Secondo la Legge, Giuseppe avrebbe dovuto ripudiare Maria; accetta invece un progetto di Dio che gli chiede di far da padre a Gesù e di riservare a Maria il suo amore coniugale, rispettandone la verginità prima, durante e dopo il parto.
Con Maria che sta per generare il piccolo Gesù, san Giuseppe affronta il viaggio fino a Betlemme, suo luogo di origine. È certamente dura, per il giovane Giuseppe, accettare che i suoi stessi parenti non accolgano né Maria, visibilmente incinta, né lui stesso. Di fronte alle difficoltà non si arrende, ma provvede, fidandosi di Dio.
In una grotta, Gesù viene al mondo; in una grotta lascia il mondo, morto in Croce: ma il progetto di Dio è sempre un altro. Il giusto Giuseppe, ancora una volta edotto da un Angelo, salva Gesù bambino e la madre di Lui, fuggendo in Egitto come uno dei tanti rifugiati che anche oggi noi conosciamo.
Anche Gesù, Giuseppe e Maria scampano la morte per la via del mare, come i tanti che fuggono dal loro paese non solo per fame, ma anche per persecuzione. Erode apprende dai Magi che è nato il Re d’Israele e il sovrano che regna ha paura di essere spodestato e fa uccidere tutti i bambini della terra di Betlemme che avessero meno di due anni.
Alla morte di Erode, Giuseppe e Maria decidono, ancora per vocazione, di affrontare l’ignoto e di tornare in Palestina, a Nazareth, piccolo paese di lei. Pur nella consapevolezza di Gesù che, appena dodicenne si intrattiene nel tempio con i Dottori della Legge, a Maria che gli chiede conto del suo comportamento confida la sua identità di Figlio di Dio.
San Giuseppe si rende conto che la difficile missione che gli era stata affidata dall’Onnipotente sta per essere esaurita.

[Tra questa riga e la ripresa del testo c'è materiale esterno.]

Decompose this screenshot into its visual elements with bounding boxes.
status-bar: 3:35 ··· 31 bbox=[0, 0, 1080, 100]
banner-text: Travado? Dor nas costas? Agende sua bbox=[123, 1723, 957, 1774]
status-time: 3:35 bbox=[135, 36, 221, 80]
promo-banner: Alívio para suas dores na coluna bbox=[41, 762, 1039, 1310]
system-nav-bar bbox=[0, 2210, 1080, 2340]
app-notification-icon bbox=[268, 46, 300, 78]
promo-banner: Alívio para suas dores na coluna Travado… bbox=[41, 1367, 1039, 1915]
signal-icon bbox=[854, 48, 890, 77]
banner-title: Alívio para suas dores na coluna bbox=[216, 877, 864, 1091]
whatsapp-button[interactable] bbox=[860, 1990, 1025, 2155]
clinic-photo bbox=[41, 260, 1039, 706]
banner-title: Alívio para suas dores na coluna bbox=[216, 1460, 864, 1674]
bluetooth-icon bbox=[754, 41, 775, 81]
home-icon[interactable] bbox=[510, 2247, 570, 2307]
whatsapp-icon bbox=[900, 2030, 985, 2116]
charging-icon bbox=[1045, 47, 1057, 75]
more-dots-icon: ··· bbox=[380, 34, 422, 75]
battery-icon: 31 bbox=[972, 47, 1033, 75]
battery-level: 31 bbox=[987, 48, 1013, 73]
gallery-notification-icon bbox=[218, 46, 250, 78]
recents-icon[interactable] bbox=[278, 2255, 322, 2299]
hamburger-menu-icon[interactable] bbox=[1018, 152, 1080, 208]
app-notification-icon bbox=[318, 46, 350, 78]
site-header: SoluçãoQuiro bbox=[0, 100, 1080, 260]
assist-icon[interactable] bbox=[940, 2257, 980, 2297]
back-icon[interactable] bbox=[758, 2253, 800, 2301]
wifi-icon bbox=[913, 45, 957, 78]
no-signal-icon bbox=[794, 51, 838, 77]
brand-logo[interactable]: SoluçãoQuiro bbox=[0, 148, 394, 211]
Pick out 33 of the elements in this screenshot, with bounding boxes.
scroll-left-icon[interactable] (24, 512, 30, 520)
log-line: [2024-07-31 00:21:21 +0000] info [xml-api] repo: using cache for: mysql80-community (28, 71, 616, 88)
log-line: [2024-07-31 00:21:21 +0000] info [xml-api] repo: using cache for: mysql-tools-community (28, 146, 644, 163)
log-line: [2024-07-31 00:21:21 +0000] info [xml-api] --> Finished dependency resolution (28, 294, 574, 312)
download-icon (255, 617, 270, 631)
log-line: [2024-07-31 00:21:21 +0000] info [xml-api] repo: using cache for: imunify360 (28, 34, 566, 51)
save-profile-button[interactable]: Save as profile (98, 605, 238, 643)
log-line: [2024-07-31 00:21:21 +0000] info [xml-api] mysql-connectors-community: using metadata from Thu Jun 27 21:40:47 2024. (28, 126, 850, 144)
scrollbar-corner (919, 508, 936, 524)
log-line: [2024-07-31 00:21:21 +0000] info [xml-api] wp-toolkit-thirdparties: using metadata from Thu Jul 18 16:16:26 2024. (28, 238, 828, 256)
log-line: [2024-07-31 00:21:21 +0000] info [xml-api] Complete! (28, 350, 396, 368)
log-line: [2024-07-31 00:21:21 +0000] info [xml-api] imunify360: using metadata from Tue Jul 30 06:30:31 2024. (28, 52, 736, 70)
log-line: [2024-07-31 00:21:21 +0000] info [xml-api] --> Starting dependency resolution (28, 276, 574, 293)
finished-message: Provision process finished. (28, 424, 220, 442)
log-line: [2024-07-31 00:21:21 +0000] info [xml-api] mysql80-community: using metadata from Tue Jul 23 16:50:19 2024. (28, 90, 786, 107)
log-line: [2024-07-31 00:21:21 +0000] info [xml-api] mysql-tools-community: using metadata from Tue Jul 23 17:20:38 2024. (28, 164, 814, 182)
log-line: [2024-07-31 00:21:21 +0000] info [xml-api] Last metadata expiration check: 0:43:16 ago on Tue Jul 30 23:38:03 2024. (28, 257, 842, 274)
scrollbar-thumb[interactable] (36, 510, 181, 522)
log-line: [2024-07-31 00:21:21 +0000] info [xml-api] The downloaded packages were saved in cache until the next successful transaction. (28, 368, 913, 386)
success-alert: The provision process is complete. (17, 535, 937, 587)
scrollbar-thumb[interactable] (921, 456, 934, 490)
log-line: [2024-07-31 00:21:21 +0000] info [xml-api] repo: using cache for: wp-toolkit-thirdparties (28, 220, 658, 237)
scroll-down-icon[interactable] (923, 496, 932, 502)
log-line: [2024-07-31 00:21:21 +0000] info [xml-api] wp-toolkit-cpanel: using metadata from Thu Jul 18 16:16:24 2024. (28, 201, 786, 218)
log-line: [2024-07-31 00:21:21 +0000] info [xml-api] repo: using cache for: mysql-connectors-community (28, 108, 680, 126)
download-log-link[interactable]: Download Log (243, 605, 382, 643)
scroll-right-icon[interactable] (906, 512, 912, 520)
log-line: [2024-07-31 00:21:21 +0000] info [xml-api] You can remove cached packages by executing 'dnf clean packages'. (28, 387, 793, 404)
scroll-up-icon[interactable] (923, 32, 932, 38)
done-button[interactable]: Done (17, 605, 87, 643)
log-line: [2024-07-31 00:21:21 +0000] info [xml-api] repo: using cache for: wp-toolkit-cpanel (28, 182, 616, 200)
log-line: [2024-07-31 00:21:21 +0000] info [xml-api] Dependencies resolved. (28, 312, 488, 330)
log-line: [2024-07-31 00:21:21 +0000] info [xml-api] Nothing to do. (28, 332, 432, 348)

Poco per volta, con discrezione – che fu sempre il suo stile – smette di essere protagonista e lascia la libertà nella silenziosa testimonianza della sua fede.
San Giuseppe insegna a ciascuno di noi a rispondere alla chiamata che abbiamo ricevuto e onora con la sua fede di uomo giusto l’esempio che egli seguita a dare alla Chiesa intera.